Robot-use continues to grow, which is helping make U.S. companies more competitive and leading to new job growth. We are currently experiencing the greatest period of robot expansion in history—over 180,000 robots have been shipped to American companies since 2010, and more than 1.2 million new manufacturing jobs have been created during this time.

— Jeff Burnstein, President, Association for Advancing Automation

Specifically, the flexibility of self-driving vehicles (SDVs) make them a great solution to the wastes associated with manual material movement. SDVs work with existing infrastructure to be up and running in a facility within a day, so employees can more efficiently remain working at their station, while the SDV does the dull material transport work. Since SDVs move on-demand, they can reduce the wasted floor space that results from unnecessary manual material movement. See how GE Healthcare increased their productive floor space by 66%.

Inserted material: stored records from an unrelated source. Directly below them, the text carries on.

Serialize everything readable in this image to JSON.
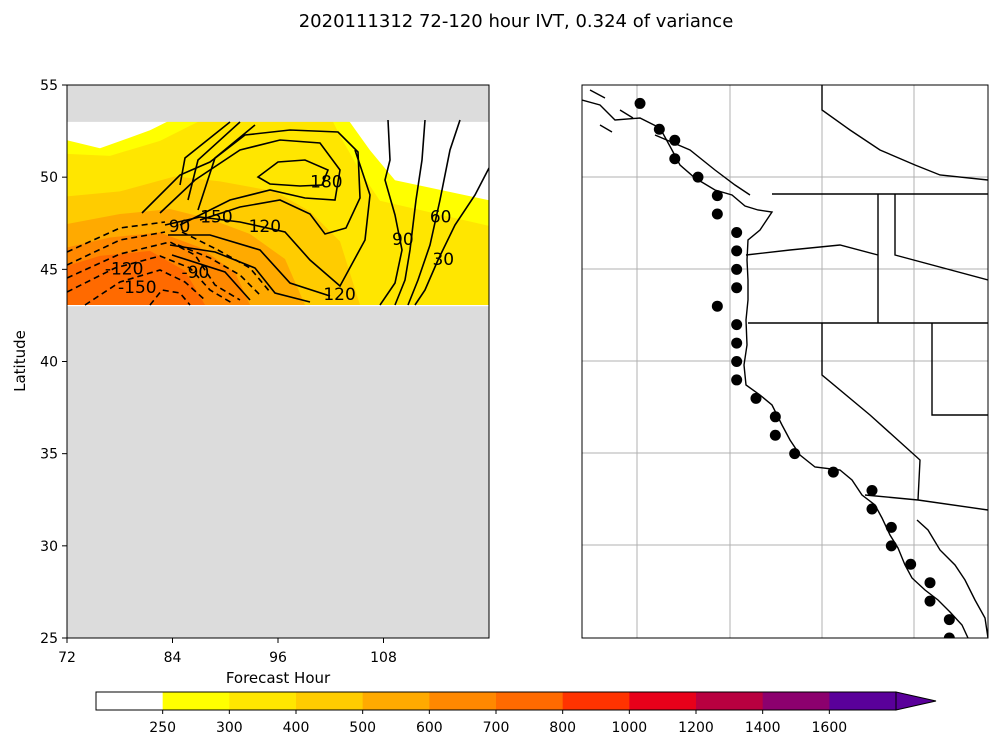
{
  "chart_data": [
    {
      "type": "contour",
      "title": "2020111312 72-120 hour IVT, 0.324 of variance",
      "xlabel": "Forecast Hour",
      "ylabel": "Latitude",
      "xlim": [
        72,
        120
      ],
      "ylim": [
        25,
        55
      ],
      "xticks": [
        72,
        84,
        96,
        108
      ],
      "yticks": [
        25,
        30,
        35,
        40,
        45,
        50,
        55
      ],
      "masked_regions": [
        {
          "name": "north-mask",
          "lat_range": [
            53,
            55
          ],
          "color": "#dcdcdc"
        },
        {
          "name": "south-mask",
          "lat_range": [
            25,
            43
          ],
          "color": "#dcdcdc"
        }
      ],
      "filled_bands": [
        {
          "level": 250,
          "extent_lat_range": [
            43,
            52
          ],
          "color": "#ffff00"
        },
        {
          "level": 300,
          "extent_lat_range": [
            43,
            51.7
          ],
          "color": "#ffe600"
        },
        {
          "level": 400,
          "extent_lat_range": [
            43,
            49.5
          ],
          "color": "#ffcc00"
        },
        {
          "level": 500,
          "extent_lat_range": [
            43,
            48
          ],
          "color": "#ffaa00"
        },
        {
          "level": 600,
          "extent_lat_range": [
            43,
            47
          ],
          "color": "#ff8800"
        },
        {
          "level": 700,
          "extent_lat_range": [
            43,
            46
          ],
          "color": "#ff6a00"
        }
      ],
      "contour_labels": [
        {
          "text": "180",
          "x": 101.5,
          "y": 49.7
        },
        {
          "text": "150",
          "x": 89.0,
          "y": 47.8
        },
        {
          "text": "120",
          "x": 94.5,
          "y": 47.3
        },
        {
          "text": "90",
          "x": 84.8,
          "y": 47.3
        },
        {
          "text": "120",
          "x": 103.0,
          "y": 43.6
        },
        {
          "text": "90",
          "x": 110.2,
          "y": 46.6
        },
        {
          "text": "60",
          "x": 114.5,
          "y": 47.8
        },
        {
          "text": "30",
          "x": 114.8,
          "y": 45.5
        },
        {
          "text": "-90",
          "x": 86.6,
          "y": 44.8
        },
        {
          "text": "-120",
          "x": 78.5,
          "y": 45.0
        },
        {
          "text": "-150",
          "x": 80.0,
          "y": 44.0
        }
      ],
      "colorbar": {
        "levels": [
          250,
          300,
          400,
          500,
          600,
          700,
          800,
          1000,
          1200,
          1400,
          1600
        ],
        "colors": [
          "#ffffff",
          "#ffff00",
          "#ffe600",
          "#ffcc00",
          "#ffaa00",
          "#ff8800",
          "#ff6a00",
          "#ff3300",
          "#e8001a",
          "#b80040",
          "#8c006e",
          "#5a009a"
        ],
        "extend": "max"
      }
    },
    {
      "type": "map",
      "region": "US West Coast",
      "lon_range": [
        -132,
        -111
      ],
      "lat_range": [
        25,
        55
      ],
      "grid": true,
      "markers": [
        {
          "lat": 54.0,
          "lon": -129.0
        },
        {
          "lat": 52.6,
          "lon": -128.0
        },
        {
          "lat": 52.0,
          "lon": -127.2
        },
        {
          "lat": 51.0,
          "lon": -127.2
        },
        {
          "lat": 50.0,
          "lon": -126.0
        },
        {
          "lat": 49.0,
          "lon": -125.0
        },
        {
          "lat": 48.0,
          "lon": -125.0
        },
        {
          "lat": 47.0,
          "lon": -124.0
        },
        {
          "lat": 46.0,
          "lon": -124.0
        },
        {
          "lat": 45.0,
          "lon": -124.0
        },
        {
          "lat": 44.0,
          "lon": -124.0
        },
        {
          "lat": 43.0,
          "lon": -125.0
        },
        {
          "lat": 42.0,
          "lon": -124.0
        },
        {
          "lat": 41.0,
          "lon": -124.0
        },
        {
          "lat": 40.0,
          "lon": -124.0
        },
        {
          "lat": 39.0,
          "lon": -124.0
        },
        {
          "lat": 38.0,
          "lon": -123.0
        },
        {
          "lat": 37.0,
          "lon": -122.0
        },
        {
          "lat": 36.0,
          "lon": -122.0
        },
        {
          "lat": 35.0,
          "lon": -121.0
        },
        {
          "lat": 34.0,
          "lon": -119.0
        },
        {
          "lat": 33.0,
          "lon": -117.0
        },
        {
          "lat": 32.0,
          "lon": -117.0
        },
        {
          "lat": 31.0,
          "lon": -116.0
        },
        {
          "lat": 30.0,
          "lon": -116.0
        },
        {
          "lat": 29.0,
          "lon": -115.0
        },
        {
          "lat": 28.0,
          "lon": -114.0
        },
        {
          "lat": 27.0,
          "lon": -114.0
        },
        {
          "lat": 26.0,
          "lon": -113.0
        },
        {
          "lat": 25.0,
          "lon": -113.0
        }
      ]
    }
  ]
}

4. Excessive Lineside Inventory Brings Unnecessary Clutter

Many companies find themselves with too much lineside inventory that’s not yet required. The extra components waiting to be used can cause clutter that limits efficiency. Unnecessary inventory held by companies can cost millions of dollars.

Self-driving vehicles reduce the amount of lineside inventory necessary by delivering what’s needed on-demand. In particular, self-driving vehicles can be used to deliver pre-assembled kits containing the exact number of parts needed to fulfill orders.

Steve Banker, Vice President of Supply Chain Services at ARC Advisory Group, published a projection of the possible cost savings associated with a faster inventory turnaround. He calculated annual savings of $65 million, and a two-year payback period from inventory savings of $130 million.

Inventory Paybacks

Table 1: Banker's projection of the possible cost savings associated with faster inventory turnaround, which can be achieved through automation.

Becoming a Factory of the Future

The four main sources of waste are causing inefficiencies in factories and warehouses globally; however, Industry 4.0 technologies, such as automation through SDVs, can reduce the waste in facilities and help those facilities become a factory of the future.